No, it’s not a Google office. It’s WeWork, a popular coworking space that is spreading around the country.

Coworking spaces allow individuals and small companies to rent desks, usually by the month. They tend to be full of young, startup companies -- places too small or unestablished to sign an expensive, multi-year lease.

The price of a desk depends on both the location and the company, but at WeWork Boston, you can have once-a-month access for $45.

That price might seem high to terrestrial cubical-users, but to WeWork’s clients, it’s more than just a space. Coworking is a lifestyle.

“I think it’s a generational change,” says Gwen Wiscount, a 20-something account manager at Full Funnel. “We want to do it all…. We really want to optimize every part of our life, and work is just one of [those parts].”

Katie Martell, the CMO of Cintell - which also rents space at WeWork - agrees. “It’s kind of celebrated to be an entrepreneur right now.”

She also thinks WeWork’s hefty price tag is worth it. “It’s less daunting to start a company because you can focus on building your business…. You don’t need to focus on finding office space, getting coffee, or how you’re going to connect to the internet.”

But with a high quotient of hipness, and lots of unbridled energy, is it hard to concentrate and actually get work done?

“Absolutely,” Says Martell. “There are times when it’s a little overwhelming to see guys lined up at the beer tap.”

WeWork is just one of many coworking companies that have popped up in the last decade.

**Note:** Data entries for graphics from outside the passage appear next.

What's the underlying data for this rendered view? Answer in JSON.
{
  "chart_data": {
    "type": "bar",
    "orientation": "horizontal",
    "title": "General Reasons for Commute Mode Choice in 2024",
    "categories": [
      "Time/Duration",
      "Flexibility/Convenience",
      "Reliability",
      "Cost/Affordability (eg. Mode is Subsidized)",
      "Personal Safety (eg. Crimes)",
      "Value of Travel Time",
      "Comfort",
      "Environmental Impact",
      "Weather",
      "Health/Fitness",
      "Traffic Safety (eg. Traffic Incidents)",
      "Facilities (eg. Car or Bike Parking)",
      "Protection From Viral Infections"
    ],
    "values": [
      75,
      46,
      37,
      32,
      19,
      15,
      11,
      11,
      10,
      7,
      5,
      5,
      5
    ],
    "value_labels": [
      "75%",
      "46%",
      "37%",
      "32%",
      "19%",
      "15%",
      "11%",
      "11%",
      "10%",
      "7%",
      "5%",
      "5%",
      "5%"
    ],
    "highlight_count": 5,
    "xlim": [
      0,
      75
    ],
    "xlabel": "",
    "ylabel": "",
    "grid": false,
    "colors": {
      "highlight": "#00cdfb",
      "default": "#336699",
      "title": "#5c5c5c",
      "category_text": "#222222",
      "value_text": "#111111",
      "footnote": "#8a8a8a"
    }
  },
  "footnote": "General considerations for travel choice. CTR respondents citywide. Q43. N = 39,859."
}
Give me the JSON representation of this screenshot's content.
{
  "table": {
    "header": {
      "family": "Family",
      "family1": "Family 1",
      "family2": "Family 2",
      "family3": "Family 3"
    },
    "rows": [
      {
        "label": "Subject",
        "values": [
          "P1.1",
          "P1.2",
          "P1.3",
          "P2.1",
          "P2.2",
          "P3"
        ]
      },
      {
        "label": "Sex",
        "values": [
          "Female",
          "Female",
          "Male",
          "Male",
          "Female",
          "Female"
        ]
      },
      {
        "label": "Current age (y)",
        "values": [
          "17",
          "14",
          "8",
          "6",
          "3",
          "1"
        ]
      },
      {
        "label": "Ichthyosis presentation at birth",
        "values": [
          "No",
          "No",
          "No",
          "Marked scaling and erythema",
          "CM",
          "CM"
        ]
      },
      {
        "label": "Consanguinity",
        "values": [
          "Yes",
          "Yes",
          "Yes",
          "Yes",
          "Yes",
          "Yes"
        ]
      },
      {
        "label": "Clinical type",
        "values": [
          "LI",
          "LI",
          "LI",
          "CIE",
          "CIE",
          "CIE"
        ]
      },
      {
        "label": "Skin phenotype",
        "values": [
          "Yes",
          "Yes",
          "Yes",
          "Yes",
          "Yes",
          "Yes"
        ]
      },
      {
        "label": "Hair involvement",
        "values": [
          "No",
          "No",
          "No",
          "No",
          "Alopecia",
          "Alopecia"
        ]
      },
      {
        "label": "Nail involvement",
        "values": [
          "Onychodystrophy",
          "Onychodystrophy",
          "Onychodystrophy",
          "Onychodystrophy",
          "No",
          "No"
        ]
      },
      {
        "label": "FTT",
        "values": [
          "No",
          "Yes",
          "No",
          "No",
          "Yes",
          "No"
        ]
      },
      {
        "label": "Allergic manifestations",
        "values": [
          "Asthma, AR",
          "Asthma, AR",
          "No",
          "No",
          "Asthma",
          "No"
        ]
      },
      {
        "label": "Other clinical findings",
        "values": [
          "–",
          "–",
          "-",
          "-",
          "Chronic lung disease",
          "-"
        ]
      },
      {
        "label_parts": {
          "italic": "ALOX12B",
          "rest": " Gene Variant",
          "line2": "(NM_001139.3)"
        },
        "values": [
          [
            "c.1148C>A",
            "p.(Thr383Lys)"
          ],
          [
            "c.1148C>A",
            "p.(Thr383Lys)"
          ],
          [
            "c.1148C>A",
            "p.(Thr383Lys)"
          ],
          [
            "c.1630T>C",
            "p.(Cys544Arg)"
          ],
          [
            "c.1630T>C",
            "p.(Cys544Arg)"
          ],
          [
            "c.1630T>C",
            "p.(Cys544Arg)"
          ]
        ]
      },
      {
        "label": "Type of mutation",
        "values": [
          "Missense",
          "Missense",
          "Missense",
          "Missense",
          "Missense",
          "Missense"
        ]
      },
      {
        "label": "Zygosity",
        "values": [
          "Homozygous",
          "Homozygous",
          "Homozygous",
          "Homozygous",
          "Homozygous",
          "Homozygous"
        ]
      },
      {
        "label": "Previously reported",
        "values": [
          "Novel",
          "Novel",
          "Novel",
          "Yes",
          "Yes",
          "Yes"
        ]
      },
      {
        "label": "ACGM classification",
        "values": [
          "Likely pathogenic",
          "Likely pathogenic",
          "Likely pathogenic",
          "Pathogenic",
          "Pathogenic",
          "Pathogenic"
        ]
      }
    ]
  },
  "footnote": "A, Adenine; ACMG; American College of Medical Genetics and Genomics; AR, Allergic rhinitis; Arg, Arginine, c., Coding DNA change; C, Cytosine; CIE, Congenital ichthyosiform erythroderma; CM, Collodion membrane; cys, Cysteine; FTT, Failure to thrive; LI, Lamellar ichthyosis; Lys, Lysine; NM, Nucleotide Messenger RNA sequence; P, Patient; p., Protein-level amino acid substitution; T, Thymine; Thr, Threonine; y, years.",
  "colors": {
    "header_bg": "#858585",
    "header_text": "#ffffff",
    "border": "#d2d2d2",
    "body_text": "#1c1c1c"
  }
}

But it’s the only one valued at $16 billion.

We asked Bill Aulet, managing director of the Martin Trust Center for MIT Entrepreneurship, what he thought about that number. “There’s such a demand for anything related to entrepreneurship… education and real estate space… that the demand is outstripping the supply.”

Nitasha Tiku, senior writer at BuzzFeed, thinks the sky-high valuation might be hype.

Like Airbnb, coworking spaces are based on real estate but market themselves as software companies. “Just the fact that we call WeWork coworking, instead of short-term office rentals, shows you how successful they’ve been at billing themselves as harbingers of the new future.”

But will it change the way people go to work?

Well, the jury’s still out on that. A lot of WeWork’s success seems to come from its image - and that image has become so appealing that other landlords have started offering similar services, like beer on tap.

They may be on to something. WeWork now has 50,000 members worldwide.